The Rock Movie Sound Explosion

by Shel Kagan
Circus
June 22, 1978

One of the Kinks' best known songs is "Celluloid Heroes." In which Ray Davies tells us that "everybody's in show biz, everybody's a star." In 1978, it appears, almost every rock performer has got his of her name on a Hollywood marquee. From the ubiquitous Saturday Night Fever (Bee Gees) to a forthcoming, modestly-budgeted-movie on the late Buddy Holly, rock & roll is being sprocketed for a movie-going audience eager to see what they've been listening to all these years.

Not that there's anything new about celluloid rock. Some sixties-era films - Monterey Pop and Woodstock - celebrated rock as festival, allowed us to peek at an audience as part of the concert. The Stones did the same thing in Gimme Shelter.

Scattered in and around these rock germs were lesser stars, like Dave Clark's Havin' A Wilde Weekend, a boy-meets-girl saga which was patterned after innumerable films from the British pop idol Cliff Richards. The two decades after World War II saw a series of quickie exploitation films based either on a life style (the Annette Funicello-Frankie Avalon-beach-blanket-type) or a dance craze (the twist films of Chubby Checker).

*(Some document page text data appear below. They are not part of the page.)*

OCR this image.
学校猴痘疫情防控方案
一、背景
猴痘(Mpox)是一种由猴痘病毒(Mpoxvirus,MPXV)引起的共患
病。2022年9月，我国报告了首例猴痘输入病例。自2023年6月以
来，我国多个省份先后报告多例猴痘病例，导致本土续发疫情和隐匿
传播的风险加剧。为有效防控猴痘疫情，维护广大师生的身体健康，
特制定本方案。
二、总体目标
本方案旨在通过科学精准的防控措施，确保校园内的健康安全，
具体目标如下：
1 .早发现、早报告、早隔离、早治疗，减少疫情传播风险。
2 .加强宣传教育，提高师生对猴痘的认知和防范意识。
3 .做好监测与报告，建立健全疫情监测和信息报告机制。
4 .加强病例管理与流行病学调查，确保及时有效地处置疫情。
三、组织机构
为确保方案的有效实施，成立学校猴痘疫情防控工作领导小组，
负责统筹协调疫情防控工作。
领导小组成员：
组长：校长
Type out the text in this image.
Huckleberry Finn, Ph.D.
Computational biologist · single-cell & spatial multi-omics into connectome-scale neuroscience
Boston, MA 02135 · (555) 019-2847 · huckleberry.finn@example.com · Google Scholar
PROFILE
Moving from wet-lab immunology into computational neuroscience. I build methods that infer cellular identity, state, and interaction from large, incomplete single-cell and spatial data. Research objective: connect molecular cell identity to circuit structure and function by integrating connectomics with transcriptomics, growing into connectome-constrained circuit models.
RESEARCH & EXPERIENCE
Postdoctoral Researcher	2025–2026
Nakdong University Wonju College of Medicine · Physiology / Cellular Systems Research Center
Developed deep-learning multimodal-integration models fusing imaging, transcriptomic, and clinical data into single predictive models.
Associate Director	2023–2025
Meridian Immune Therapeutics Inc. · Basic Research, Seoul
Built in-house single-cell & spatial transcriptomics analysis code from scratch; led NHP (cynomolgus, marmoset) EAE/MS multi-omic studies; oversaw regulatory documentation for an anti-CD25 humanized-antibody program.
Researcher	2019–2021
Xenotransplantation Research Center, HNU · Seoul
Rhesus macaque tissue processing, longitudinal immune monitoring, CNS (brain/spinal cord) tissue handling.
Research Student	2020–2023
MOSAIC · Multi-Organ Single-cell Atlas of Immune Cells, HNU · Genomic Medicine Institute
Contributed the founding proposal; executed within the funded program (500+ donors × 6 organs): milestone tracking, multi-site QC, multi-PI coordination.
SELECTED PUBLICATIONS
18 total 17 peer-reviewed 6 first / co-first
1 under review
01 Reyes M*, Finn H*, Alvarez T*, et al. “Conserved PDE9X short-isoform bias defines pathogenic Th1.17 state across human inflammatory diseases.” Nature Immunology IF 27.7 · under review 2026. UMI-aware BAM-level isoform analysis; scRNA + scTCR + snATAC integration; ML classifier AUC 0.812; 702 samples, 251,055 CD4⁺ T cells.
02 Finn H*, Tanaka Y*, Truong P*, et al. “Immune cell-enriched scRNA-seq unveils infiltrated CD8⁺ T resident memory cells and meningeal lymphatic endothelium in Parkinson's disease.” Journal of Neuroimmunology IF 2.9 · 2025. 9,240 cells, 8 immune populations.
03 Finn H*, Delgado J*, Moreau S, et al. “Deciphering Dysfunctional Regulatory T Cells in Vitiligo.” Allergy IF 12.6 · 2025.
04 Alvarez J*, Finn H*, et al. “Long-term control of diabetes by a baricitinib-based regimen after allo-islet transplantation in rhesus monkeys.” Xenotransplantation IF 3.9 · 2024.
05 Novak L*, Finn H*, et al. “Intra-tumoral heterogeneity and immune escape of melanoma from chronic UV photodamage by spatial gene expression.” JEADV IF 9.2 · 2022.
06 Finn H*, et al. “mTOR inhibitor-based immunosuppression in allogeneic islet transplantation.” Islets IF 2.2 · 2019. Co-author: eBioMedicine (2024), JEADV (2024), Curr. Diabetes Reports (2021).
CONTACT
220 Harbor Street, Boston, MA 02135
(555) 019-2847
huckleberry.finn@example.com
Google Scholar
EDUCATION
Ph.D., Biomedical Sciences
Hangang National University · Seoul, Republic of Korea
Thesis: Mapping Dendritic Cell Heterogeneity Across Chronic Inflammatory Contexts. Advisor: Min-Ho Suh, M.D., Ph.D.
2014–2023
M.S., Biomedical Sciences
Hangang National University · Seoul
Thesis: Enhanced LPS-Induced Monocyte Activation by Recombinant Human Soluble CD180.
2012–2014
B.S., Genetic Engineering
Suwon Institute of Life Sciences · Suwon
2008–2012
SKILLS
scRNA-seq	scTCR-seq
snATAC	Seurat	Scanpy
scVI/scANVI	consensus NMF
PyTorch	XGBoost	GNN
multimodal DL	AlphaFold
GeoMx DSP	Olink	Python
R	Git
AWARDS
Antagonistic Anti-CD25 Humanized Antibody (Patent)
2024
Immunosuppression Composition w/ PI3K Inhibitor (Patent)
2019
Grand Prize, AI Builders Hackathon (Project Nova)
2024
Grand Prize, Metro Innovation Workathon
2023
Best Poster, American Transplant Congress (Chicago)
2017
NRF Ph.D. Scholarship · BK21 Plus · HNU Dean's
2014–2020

From time to time an experiment comes to light which stands by itself. Tommy, incandescent and enigmatic in its visual style, starred the Who as much as it did Ann-Margret. This year's crop - The Last Waltz, FM, TGIF, the forthcoming Grease - defy easy categories. I Wanna Hold your Hand has no musical soundtrack album, yet captures the lyric madness behind Beatle hysteria. While all of these celebrate rock & roll, early reports indicate possible audience disenchantment. One or more of these films may be yanked by distributors because of poor box office receipts.

But still to come are more crowd pleasers, starring many of your favorites, among them a film about legendary French singer Edit Piaf, played by Bette Midler and a dramatization of their song "Desperado" starring the Eagles themselves. These coming attractions promise that this waltz isn't the last one. In fact, the dance has just begun.